2 Geometry Qs: Who is eating the largest mass of freeze pop?

[Ficle]

1. Three friends are eating enormous freeze pops on a hot summer day. Benjamin has a strawberry freeze pop that has a density of 0.8 pounds per cubic inch. His freeze pop is shaped like a square pyramid with a 1.5 inch side and a height of 2 inches. Kendra has a giant grape freeze pop which has a density of 0.2 pounds per cubic inch. The freeze pop is a cylinder which has a radius of 1 inch and a height of 4 inches. Luke has a giant cherry freeze pop, which has a density of 0.05 pounds per cubic inch and is also shaped like a cylinder which has a radius of 1.5 inches and a height of 3 inches. Answer the following questions.

• Who is eating the largest mass of freeze pop? Round to the nearest tenth of a pound.
• How many more pounds of freeze pop does Kendra have compared to Luke? Round your answer to the nearest tenth.
• If all three freeze pops were the same size, which flavor would you prefer, based on the densities? Explain why.

2. Find the largest possible rectangular area you can enclose with 420 meters of fencing. What is the significance of the dimensions of this enclosure, in relation to geometric shapes?

 

[ksdhart2]

Okay, so, for the first problem, you're told the shapes of the various freeze pops, and their densities. The problem was even nice enough to make them constant densities, rather than varying. As you know, the formula for mass is density times volume. So, what are the volumes of the various freeze pops? Do you know the formulas for a square pyramid and a cylinder?

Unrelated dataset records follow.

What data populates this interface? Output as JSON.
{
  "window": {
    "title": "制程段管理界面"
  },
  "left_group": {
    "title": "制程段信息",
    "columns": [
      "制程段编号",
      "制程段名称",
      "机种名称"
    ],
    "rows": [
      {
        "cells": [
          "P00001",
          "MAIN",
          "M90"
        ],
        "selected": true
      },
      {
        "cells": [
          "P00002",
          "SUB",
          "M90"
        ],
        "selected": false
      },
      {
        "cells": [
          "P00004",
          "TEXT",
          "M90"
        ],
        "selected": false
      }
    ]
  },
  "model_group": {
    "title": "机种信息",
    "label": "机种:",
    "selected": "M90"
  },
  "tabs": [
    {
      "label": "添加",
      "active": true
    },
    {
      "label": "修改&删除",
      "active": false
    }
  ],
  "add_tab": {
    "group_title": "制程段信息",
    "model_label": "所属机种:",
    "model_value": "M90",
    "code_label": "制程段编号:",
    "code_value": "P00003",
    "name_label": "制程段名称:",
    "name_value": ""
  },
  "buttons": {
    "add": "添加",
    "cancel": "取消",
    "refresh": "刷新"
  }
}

For the second problem, let's pretend that the length and width of the rectangle are restricted to integers (whole numbers), to make calculations easier, and to get a feel for what's going on. If you have a length of 1 meter, how many meters must the width be in order to use all 420 meters? What would the area of that rectangle be? If you have a length of 2 meters, what must be the width? What must be the area? If the length is 3 meters? Are you seeing a pattern? Now, what would happen if the length were 209 meters? If the length were 208 meters? Does this data change your pattern? If so, can you find a new pattern? What does that suggest the maximum area might be?

Now that you're armed with an intuition for the process, let's check your answer for part 2. Is your proposed solution really the maximum area? How would you know? Well, one such method is outlined here.

If you get stuck again, that's okay, but please share with us all of your work, even if you know it's wrong. Thank you.